La surchauffe du marché de la construction et le coût des terrains font grimper les prix d’est en ouest sur l’île de Montréal, notamment pour ce qui est de la reconstruction de six CHSLD d’un total de 1200 places.

La Société québécoise des infrastructures (SQI) et deux établissements de santé de Montréal cherchent à reconstruire six CHSLD à un coût moindre que les 800 000 $ par chambre prévus pour les maisons des aînés (MDA), un projet cher au gouvernement Legault.

Dans l’est de Montréal, par exemple, des rapports obtenus par la Loi sur l’accès aux documents des organismes publics révèlent que la SQI et le CIUSSS de l’Est-de-l’Île-de-Montréal font face à des conditions nettement défavorables.

Dans un compte rendu du mois de mars 2022 préparé par la SQI, on pouvait lire ceci : L’inflation, l’instabilité et la surchauffe des marchés [ainsi que] le manque de main-d’œuvre spécialisée nous laissent prévoir que l’objectif des 450 M$ sera difficile à atteindre.

Quelques mois plus tard, les représentants de la SQI, du CIUSSS et du MSSS estimaient que malgré les ajustements qu’on pourra faire au budget, le budget de 450 M$ (coût total du projet au net des taxes pour les trois bâtiments) ne sera plus respecté.

Des décisions importantes devront se prendre rapidement pour la suite du projet, poursuivait-on.

Il faut dire que le CIUSSS et la SQI élaborent depuis l’an dernier des scénarios visant à reconstruire d’ici 2026 autour de 673 lits de trois CHSLD vétustes dans de nouveaux bâtiments au coût d’environ 670 000 $ la chambre.

Interrogé par Radio-Canada, le président-directeur général du CIUSSS de l’Est-de-l’Île-de-Montréal, Jean-François Fortin Verreault, a dit ne pas s’attendre à des miracles.

En fait, ce qu’on essaye de faire, c’est de construire le plus de places possibles avec le budget disponible, affirme le PDG.

Jean-François Fortin Verreault, président-directeur général du CIUSSS de l'Est-de-l'Île-de-Montréal

Jean-François Fortin Verreault, président-directeur général du CIUSSS de l’Est-de-l’Île-de-Montréal

PHOTO : RADIO-CANADA

Le budget de 450 M$ a été octroyé en août 2021 par le ministre de la Santé.
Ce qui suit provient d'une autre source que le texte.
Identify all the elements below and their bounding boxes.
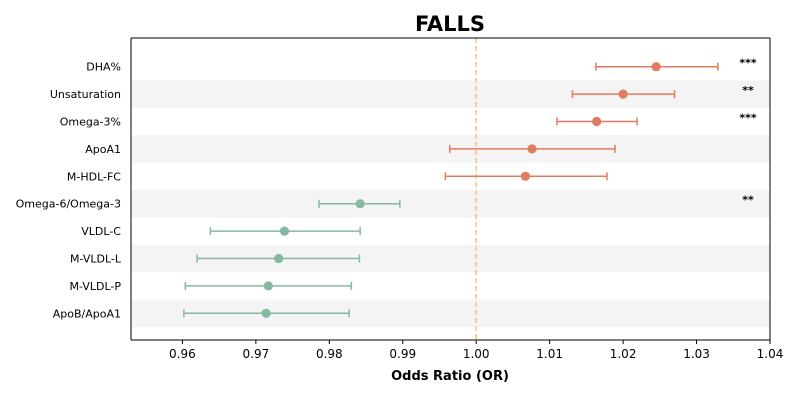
forest-row: Unsaturation ** [50,84,754,101]
row-label: Unsaturation [50,88,121,101]
forest-row: DHA% *** [86,57,757,74]
or-point [651,62,661,72]
row-label: DHA% [86,61,121,74]
row-label: M-HDL-FC [67,170,121,183]
or-point [263,281,273,291]
x-tick-label: 1.01 [536,347,563,361]
row-label: VLDL-C [81,225,121,238]
x-tick-label: 1.02 [610,347,637,361]
row-label: Omega-6/Omega-3 [16,198,121,211]
x-tick-label: 1.03 [683,347,710,361]
row-bands [131,80,770,327]
significance-marker: ** [742,194,754,207]
or-point [355,199,365,209]
or-point [520,171,531,181]
row-band [131,190,770,218]
significance-marker: *** [739,57,757,70]
forest-row: ApoA1 [85,143,616,156]
row-label: ApoA1 [85,143,121,156]
row-label: Omega-3% [60,116,121,129]
chart-marks: DHA% *** Unsaturation ** Omega-3% *** ApoA1 M-H… [16,57,757,321]
chart-title: FALLS [415,12,485,36]
x-tick-label: 1.00 [463,347,490,361]
significance-marker: *** [739,112,757,125]
or-point [618,89,628,99]
x-axis-label: Odds Ratio (OR) [391,369,509,384]
significance-marker: ** [742,84,754,97]
forest-row: M-VLDL-P [70,280,353,293]
x-tick-label: 0.98 [316,347,343,361]
forest-row: Omega-6/Omega-3 ** [16,194,754,211]
axes: 0.96 0.97 0.98 0.99 1.00 1.01 1.02 1.03 1.04 [130,37,784,361]
or-point [592,116,602,127]
forest-row: VLDL-C [81,225,361,238]
x-tick-label: 0.99 [389,347,416,361]
x-tick-label: 0.96 [169,347,196,361]
or-point [261,308,271,318]
row-label: ApoB/ApoA1 [53,307,121,320]
forest-row: M-VLDL-L [70,253,361,266]
x-tick-label: 0.97 [243,347,270,361]
forest-row: ApoB/ApoA1 [53,307,350,320]
or-point [279,226,290,236]
forest-row: Omega-3% *** [60,112,757,129]
x-tick-label: 1.04 [757,347,784,361]
row-label: M-VLDL-L [70,253,122,266]
or-point [274,253,284,264]
or-point [527,144,537,154]
forest-row: M-HDL-FC [67,170,608,183]
row-label: M-VLDL-P [70,280,122,293]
Depuis un an, l’indice des prix de la construction de bâtiments non résidentiels pour la région de Montréal a progressé de 13 %, selon Statistique Canada.
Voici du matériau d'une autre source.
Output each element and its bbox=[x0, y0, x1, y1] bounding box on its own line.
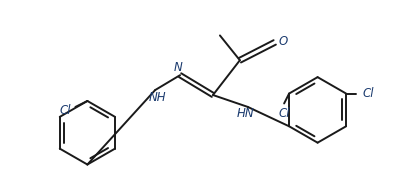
Text: HN: HN bbox=[237, 107, 255, 120]
Text: NH: NH bbox=[148, 91, 166, 105]
Text: N: N bbox=[174, 61, 182, 74]
Text: Cl: Cl bbox=[362, 87, 374, 100]
Text: Cl: Cl bbox=[278, 107, 290, 120]
Text: Cl: Cl bbox=[60, 104, 71, 117]
Text: O: O bbox=[278, 35, 288, 48]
C’est clair qu’on a des exercices. On essaye d’optimiser par exemple le nombre d’étages, car en augmentant le nombre d’étages, on comprend qu’on est capables de faire des économies, précise M. Fortin Verreault.

Le CHSLD Nicolet, par exemple, sera remis à la communauté pour servir à d’autres usages et ses résidents seront relocalisés.

La présidente du comité des usagers Lucille-Teasdale, Jeannelle Bouffard, aurait préféré que ce CHSLD soit reconstruit dans le quartier.

Nicolet est le seul CHSLD dans Hochelaga-Maisonneuve, dit-elle. Notre comité des usagers souhaite ardemment qu’on soit capables de trouver, sur le territoire d’Hochelaga-Maisonneuve, un espace non contaminé assez grand pour permettre la reconstruction d’un CHSLD.

Quant à lui, le CHSLD Jeanne-Le Ber sera reconstruit et le bâtiment actuel sera possiblement démoli. Actuellement, on est en discussion avec le gouvernement pour sa démolition, précise le président-directeur général du CIUSSS de l’Est-de-l’Île-de-Montréal.

Quant au CHSLD Benjamin-Victor-Rousselot, sa valeur patrimoniale pose un problème d’ordre budgétaire et clinique.

Selon M. Fortin Verreault, il y a un besoin de mémoire et je le comprends, mais nous, ce qu’on doit faire à la fin, c’est d’offrir les bons services cliniques adaptés, et ça, pour nous, c’est la priorité.

On est souvent en discussion avec les arrondissements pour trouver la voie de passage.

Vue rapprochée d'un C H S L D vétuste.

Les CHSLD montréalais figurent parmi les plus vétustes au Québec.

PHOTO : RADIO-CANADA

De l’avis du président du Syndicat des professionnels en soins de l’Est-de-l’Île-de-Montréal, Denis Cloutier, les six projets de reconstruction de CHSLD à Montréal auraient dû obtenir la même priorité que la construction d’une quarantaine de maisons des aînés ailleurs au Québec.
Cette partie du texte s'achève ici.